I didn’t want succinct, but I forced myself to process what he’d said. Multiple Vampire Kingdoms. I’d never considered it.

“Damerel,” he continued, “is inside a mountain. Its walls are carved from the mountain stone itself, allowing people to shelter themselves from the sun. It could be considered a palace from that view, but it’s the size of a city, with three layers.

The base is the common folk, then the merchants and commerce levels, and then the seat of the Crown, where the aristocrats and king live. ”

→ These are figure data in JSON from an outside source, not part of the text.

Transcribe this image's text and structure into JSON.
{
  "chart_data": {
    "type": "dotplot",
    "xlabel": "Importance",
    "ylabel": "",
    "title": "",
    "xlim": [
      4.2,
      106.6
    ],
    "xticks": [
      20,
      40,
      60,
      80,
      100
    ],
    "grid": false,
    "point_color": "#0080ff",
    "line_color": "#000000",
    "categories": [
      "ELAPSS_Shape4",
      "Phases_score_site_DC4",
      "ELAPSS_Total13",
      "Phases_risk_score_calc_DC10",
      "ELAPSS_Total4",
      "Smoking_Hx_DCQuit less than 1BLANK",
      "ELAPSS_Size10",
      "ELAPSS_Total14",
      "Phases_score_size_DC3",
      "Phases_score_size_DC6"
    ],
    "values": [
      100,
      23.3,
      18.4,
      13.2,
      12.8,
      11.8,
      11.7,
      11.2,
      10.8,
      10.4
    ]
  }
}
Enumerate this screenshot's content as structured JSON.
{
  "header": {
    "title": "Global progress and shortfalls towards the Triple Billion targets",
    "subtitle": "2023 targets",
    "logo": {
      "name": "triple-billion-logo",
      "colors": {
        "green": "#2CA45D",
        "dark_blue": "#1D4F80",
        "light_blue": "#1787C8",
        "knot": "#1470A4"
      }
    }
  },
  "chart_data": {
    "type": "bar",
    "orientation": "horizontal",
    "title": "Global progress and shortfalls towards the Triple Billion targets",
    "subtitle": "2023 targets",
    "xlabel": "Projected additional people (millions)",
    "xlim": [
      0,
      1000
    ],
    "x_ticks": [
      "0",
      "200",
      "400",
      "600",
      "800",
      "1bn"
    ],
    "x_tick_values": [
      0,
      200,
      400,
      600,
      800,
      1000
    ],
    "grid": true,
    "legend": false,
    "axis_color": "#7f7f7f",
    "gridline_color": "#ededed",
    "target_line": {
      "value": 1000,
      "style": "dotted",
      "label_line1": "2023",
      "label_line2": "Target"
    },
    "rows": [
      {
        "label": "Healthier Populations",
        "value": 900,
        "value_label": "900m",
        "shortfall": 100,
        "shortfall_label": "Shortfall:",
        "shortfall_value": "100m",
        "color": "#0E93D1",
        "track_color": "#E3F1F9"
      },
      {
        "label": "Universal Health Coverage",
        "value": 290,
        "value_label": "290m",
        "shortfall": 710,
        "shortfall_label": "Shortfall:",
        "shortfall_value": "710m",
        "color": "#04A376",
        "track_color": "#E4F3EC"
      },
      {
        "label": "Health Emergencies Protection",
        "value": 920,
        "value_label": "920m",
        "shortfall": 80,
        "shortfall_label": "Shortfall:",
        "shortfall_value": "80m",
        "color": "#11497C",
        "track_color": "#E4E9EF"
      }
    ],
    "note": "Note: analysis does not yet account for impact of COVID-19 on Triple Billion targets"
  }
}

We’d be going to the base of a mountain. I tried to imagine it but came up empty; all I could picture was Greymere. It was hard to read Raphael’s tone. He described the mountain-city in neutral terms. There wasn’t any longing in his voice, nor any contempt.

“Is it home?”

There was a long pause. So long I wondered if perhaps the vampire had gone to sleep. But then—

“I confess to you, I think I’ve forgotten the meaning of the word.”

Perhaps the vampire and I were more alike than I’d realized.